- Born: December 26, 1966
- Occupation: professional musician

= Adrian Demain =

American skateboarder and musician

Adrian Demain (born December 26, 1966) is a professional musician and former professional skateboarder based in the San Diego, California area. Demain rode for Powell Peralta as part of the Bones Brigade in the mid-late 1980s. Demain was featured briefly in skateboarding's first video, The Bones Brigade Video Show, and in 1986 was ranked as skateboarding's amateur vertical champion by the National Skateboard Association. He turned pro for House of Kasai in 1987 and retired in 1991. Demain invented skateboarding tricks including the Judo, Anti-Judo and double-kick backside air.
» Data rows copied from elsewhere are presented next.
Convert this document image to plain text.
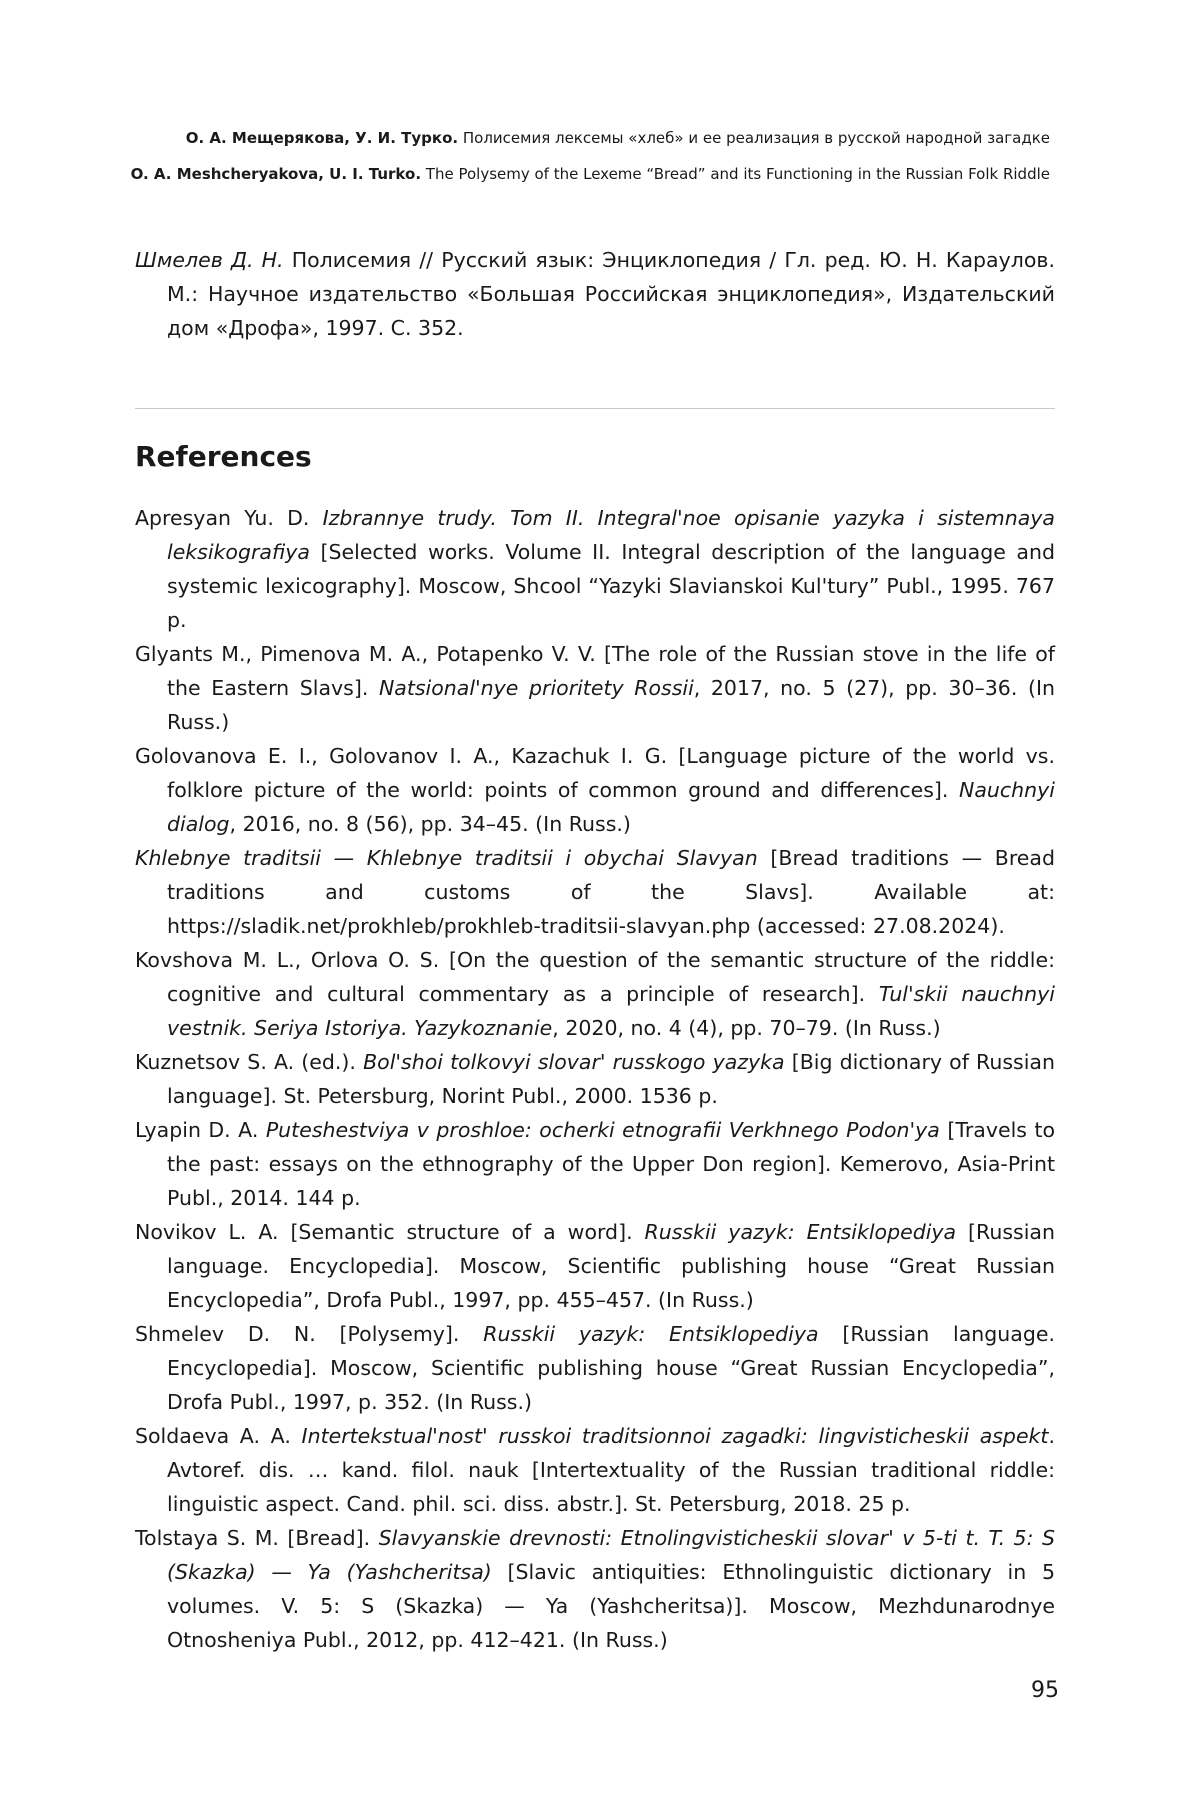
О. А. Мещерякова, У. И. Турко. Полисемия лексемы «хлеб» и ее реализация в русской народной загадке
O. A. Meshcheryakova, U. I. Turko. The Polysemy of the Lexeme “Bread” and its Functioning in the Russian Folk Riddle

Шмелев Д. Н. Полисемия // Русский язык: Энциклопедия / Гл. ред. Ю. Н. Караулов. М.: Научное издательство «Большая Российская энциклопедия», Издательский дом «Дрофа», 1997. С. 352.

References

Apresyan Yu. D. Izbrannye trudy. Tom II. Integral'noe opisanie yazyka i sistemnaya leksikografiya [Selected works. Volume II. Integral description of the language and systemic lexicography]. Moscow, Shcool “Yazyki Slavianskoi Kul'tury” Publ., 1995. 767 p.

Glyants M., Pimenova M. A., Potapenko V. V. [The role of the Russian stove in the life of the Eastern Slavs]. Natsional'nye prioritety Rossii, 2017, no. 5 (27), pp. 30–36. (In Russ.)

Golovanova E. I., Golovanov I. A., Kazachuk I. G. [Language picture of the world vs. folklore picture of the world: points of common ground and differences]. Nauchnyi dialog, 2016, no. 8 (56), pp. 34–45. (In Russ.)

Khlebnye traditsii — Khlebnye traditsii i obychai Slavyan [Bread traditions — Bread traditions and customs of the Slavs]. Available at: https://sladik.net/prokhleb/prokhleb-traditsii-slavyan.php (accessed: 27.08.2024).

Kovshova M. L., Orlova O. S. [On the question of the semantic structure of the riddle: cognitive and cultural commentary as a principle of research]. Tul'skii nauchnyi vestnik. Seriya Istoriya. Yazykoznanie, 2020, no. 4 (4), pp. 70–79. (In Russ.)

Kuznetsov S. A. (ed.). Bol'shoi tolkovyi slovar' russkogo yazyka [Big dictionary of Russian language]. St. Petersburg, Norint Publ., 2000. 1536 p.

Lyapin D. A. Puteshestviya v proshloe: ocherki etnografii Verkhnego Podon'ya [Travels to the past: essays on the ethnography of the Upper Don region]. Kemerovo, Asia-Print Publ., 2014. 144 p.

Novikov L. A. [Semantic structure of a word]. Russkii yazyk: Entsiklopediya [Russian language. Encyclopedia]. Moscow, Scientific publishing house “Great Russian Encyclopedia”, Drofa Publ., 1997, pp. 455–457. (In Russ.)

Shmelev D. N. [Polysemy]. Russkii yazyk: Entsiklopediya [Russian language. Encyclopedia]. Moscow, Scientific publishing house “Great Russian Encyclopedia”, Drofa Publ., 1997, p. 352. (In Russ.)

Soldaeva A. A. Intertekstual'nost' russkoi traditsionnoi zagadki: lingvisticheskii aspekt. Avtoref. dis. … kand. filol. nauk [Intertextuality of the Russian traditional riddle: linguistic aspect. Cand. phil. sci. diss. abstr.]. St. Petersburg, 2018. 25 p.

Tolstaya S. M. [Bread]. Slavyanskie drevnosti: Etnolingvisticheskii slovar' v 5-ti t. T. 5: S (Skazka) — Ya (Yashcheritsa) [Slavic antiquities: Ethnolinguistic dictionary in 5 volumes. V. 5: S (Skazka) — Ya (Yashcheritsa)]. Moscow, Mezhdunarodnye Otnosheniya Publ., 2012, pp. 412–421. (In Russ.)

95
Demain has been performing music professionally since the early 1990s as a guitarist, ukulele player, steel guitarist and singer. For three years he played, recorded and toured the world with Stray Cats' bass player Lee Rocker. Demain has also performed and recorded with Forbidden Pigs, Thee Corsairs, Billy Watson and The International Silver String Submarine Band, Gregory Page (musician), Big Sandy & His Fly-Rite Boys, the Cheap Leis and Brawley. Demain started playing blues and rockabilly, and currently focuses on Hawaiian and jazz classics and American Songbook standards. In a 1984 interview, when asked what music he currently liked, Demain stated: "I listen to a little punk, Youth Brigade, Descendents, and just about anything else. Right now my favorite band is One the Juggler."